O cinema de Wim Wenders continua a ser verdadeiramente internacional, no sentido em que, através de muitos dos seus filmes, o realizador alemão vai realizando viagens por cenários e histórias de diferentes países — assim acontece com o recente “Dias Perfeitos”, estreado no Festival de Cannes e agora lançado nas salas do nosso país.
Vale a pena, por isso, relembrar que a filmografia de Wenders inclui várias experiências portuguesas, com inevitável destaque para esse título que lhe valeu o Leão de Ouro do Festival de Veneza de 1982: “O Estado das Coisas”, retrato de uma equipa internacional que está a rodar um filme na zona de Sintra, confrontando-se com dificuldades orçamentais aparentemente impossíveis de superar…
Até certo ponto, o filme é um reflexo das próprias atribulações pessoais de Wenders, na altura enfrentando sérias dificuldades para concluir o projecto de “Hammett”, filme rodado na Califórnia com produção de Francis Ford Coppola. Foi, precisamente, nesse período de impasse que Wenders se deslocou a Portugal para filmar “O Estado das Coisas”, contando com o apoio, na qualidade de produtor associado, de Paulo Branco.

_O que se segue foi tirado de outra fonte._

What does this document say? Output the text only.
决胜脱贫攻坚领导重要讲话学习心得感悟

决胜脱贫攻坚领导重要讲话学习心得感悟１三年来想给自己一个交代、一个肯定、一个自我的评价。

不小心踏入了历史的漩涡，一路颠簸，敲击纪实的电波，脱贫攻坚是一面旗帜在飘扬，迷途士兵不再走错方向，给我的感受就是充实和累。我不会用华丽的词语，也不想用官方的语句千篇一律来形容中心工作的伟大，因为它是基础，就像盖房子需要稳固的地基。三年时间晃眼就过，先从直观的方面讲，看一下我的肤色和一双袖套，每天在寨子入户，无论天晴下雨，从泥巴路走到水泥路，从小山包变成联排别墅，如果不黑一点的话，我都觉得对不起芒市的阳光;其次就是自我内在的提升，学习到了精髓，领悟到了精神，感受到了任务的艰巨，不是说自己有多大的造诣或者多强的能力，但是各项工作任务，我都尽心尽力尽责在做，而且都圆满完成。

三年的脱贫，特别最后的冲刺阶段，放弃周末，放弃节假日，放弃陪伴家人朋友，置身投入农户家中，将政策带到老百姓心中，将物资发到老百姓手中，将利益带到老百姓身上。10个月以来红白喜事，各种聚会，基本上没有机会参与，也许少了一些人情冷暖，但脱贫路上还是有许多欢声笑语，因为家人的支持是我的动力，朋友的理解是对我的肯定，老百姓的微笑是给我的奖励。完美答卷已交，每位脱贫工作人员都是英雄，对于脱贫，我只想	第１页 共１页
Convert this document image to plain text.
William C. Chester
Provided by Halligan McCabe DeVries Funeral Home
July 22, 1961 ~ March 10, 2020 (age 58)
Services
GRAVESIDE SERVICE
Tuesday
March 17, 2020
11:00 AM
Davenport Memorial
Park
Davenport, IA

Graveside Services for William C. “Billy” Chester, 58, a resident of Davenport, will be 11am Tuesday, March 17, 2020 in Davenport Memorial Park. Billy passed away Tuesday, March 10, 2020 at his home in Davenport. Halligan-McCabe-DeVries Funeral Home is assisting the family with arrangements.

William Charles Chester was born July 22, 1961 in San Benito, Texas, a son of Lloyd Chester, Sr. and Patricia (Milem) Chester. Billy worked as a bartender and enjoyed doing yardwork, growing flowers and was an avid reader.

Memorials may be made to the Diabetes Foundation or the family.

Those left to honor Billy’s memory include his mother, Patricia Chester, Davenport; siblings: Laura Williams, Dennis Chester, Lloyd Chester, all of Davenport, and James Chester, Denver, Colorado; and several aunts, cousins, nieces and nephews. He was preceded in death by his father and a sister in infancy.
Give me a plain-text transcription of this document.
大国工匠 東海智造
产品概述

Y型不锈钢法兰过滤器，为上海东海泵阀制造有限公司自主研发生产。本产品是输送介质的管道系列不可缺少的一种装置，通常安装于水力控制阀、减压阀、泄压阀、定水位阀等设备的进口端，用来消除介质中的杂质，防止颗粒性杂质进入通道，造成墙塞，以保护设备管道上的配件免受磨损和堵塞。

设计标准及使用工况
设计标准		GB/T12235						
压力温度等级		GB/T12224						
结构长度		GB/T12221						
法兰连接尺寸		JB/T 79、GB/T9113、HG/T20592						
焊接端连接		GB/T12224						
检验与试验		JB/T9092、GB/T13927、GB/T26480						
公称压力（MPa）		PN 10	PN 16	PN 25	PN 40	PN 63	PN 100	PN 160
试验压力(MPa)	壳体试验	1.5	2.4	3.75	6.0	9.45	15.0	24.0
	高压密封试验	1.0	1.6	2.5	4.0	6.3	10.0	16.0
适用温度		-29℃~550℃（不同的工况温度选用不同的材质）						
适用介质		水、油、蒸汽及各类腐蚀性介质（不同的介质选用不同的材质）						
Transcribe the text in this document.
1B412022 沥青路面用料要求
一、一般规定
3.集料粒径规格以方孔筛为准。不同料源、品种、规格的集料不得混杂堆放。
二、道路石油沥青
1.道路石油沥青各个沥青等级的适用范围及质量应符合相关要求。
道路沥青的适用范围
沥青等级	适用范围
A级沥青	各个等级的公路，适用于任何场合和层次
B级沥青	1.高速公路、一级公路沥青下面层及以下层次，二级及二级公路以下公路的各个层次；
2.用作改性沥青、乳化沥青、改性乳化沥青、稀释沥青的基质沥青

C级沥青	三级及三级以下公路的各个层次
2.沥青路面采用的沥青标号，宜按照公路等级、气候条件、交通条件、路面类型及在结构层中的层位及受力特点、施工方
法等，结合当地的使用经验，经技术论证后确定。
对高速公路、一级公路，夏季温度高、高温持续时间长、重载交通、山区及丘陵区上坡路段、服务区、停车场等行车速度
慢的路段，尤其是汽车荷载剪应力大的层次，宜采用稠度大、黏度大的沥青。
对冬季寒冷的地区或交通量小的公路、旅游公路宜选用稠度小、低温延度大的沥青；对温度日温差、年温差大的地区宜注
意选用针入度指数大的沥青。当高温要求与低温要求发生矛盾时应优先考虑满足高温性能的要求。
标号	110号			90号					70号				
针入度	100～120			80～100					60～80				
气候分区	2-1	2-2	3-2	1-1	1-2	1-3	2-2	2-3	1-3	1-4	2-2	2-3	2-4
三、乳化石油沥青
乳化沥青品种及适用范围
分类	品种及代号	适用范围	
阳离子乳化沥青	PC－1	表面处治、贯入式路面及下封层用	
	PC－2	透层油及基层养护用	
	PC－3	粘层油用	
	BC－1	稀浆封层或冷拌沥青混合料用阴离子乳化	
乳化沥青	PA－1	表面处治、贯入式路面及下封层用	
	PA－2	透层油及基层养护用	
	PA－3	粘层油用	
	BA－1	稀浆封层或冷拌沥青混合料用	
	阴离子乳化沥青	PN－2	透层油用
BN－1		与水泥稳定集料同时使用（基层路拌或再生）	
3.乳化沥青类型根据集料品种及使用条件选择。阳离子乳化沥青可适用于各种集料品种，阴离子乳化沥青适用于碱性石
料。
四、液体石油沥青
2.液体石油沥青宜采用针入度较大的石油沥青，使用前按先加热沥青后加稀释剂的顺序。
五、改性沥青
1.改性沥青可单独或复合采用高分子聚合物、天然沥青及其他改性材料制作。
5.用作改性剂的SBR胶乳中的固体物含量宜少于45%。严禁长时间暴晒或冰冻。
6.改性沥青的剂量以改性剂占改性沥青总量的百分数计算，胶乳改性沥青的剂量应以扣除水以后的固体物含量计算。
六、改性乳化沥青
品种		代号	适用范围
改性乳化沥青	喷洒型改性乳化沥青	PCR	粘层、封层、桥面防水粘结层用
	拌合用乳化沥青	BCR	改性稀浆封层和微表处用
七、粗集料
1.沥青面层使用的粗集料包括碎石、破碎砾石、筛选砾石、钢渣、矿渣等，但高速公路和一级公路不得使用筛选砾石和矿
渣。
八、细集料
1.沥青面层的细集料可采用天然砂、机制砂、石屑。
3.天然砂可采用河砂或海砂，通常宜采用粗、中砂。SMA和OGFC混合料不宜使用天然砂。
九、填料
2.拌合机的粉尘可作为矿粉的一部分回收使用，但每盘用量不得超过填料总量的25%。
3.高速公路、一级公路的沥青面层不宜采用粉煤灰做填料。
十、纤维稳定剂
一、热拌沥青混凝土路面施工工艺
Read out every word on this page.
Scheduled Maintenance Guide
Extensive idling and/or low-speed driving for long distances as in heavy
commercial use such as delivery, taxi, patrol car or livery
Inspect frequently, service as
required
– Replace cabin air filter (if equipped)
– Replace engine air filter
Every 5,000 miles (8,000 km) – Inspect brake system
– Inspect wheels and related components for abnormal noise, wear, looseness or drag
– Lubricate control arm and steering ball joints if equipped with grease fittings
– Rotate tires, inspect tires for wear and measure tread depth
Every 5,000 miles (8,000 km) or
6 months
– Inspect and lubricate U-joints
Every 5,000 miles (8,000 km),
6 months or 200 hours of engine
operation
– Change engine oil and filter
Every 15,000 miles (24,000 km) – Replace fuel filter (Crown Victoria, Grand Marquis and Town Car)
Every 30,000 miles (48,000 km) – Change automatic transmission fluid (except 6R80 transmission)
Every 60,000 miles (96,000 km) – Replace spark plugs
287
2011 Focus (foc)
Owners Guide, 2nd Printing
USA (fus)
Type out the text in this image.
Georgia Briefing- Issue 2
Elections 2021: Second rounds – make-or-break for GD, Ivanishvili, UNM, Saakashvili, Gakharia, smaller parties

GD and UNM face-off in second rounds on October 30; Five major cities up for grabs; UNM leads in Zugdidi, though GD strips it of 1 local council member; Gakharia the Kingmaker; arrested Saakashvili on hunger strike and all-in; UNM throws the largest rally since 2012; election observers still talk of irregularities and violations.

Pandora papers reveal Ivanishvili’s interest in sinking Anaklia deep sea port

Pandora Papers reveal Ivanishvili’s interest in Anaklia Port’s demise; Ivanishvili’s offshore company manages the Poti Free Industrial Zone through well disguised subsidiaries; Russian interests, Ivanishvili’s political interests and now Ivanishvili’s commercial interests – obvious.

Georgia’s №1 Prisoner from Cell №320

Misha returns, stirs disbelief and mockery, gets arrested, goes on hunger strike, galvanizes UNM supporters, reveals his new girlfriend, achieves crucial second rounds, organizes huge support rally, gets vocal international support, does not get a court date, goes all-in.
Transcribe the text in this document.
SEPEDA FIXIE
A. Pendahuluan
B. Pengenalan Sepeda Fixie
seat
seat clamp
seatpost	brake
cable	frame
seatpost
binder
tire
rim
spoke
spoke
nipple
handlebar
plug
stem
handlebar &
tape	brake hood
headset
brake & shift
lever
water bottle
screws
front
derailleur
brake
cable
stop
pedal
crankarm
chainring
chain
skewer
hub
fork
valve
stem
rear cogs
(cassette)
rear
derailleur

O filme tem qualquer coisa de apocalíptico, no sentido em que reflecte o fim de um certo tipo de produções independentes cada vez mais difíceis de organizar, sobretudo quando prevalecem os critérios lucrativos de algumas estúdios mais poderosos. Daí o tom de estranha sedução poética de “O Estado das Coisas”: as personagens parecem estar à beira de um insuperável bloqueio do seu trabalho, mas resistem por amor ao cinema — e em defesa do cinema.
No elenco, sintomaticamente, encontramos três cineastas algo “marginais” dos EUA: Samuel Fuller, Robert Kramer e Roger Corman. E ainda nomes como Isabelle Weingarten, Patrick Bauchau e Allen Garfield; sem esquecer, em pequenas participações, intérpretes portugueses como Artur Semedo e Adelaide João. Rodado há mais de 40 anos, “O Estado das Coisas” é o retrato de um tempo bem diferente do actual, mas com uma visão apaixonada do trabalho cinematográfico cuja energia e emoção não se perderam.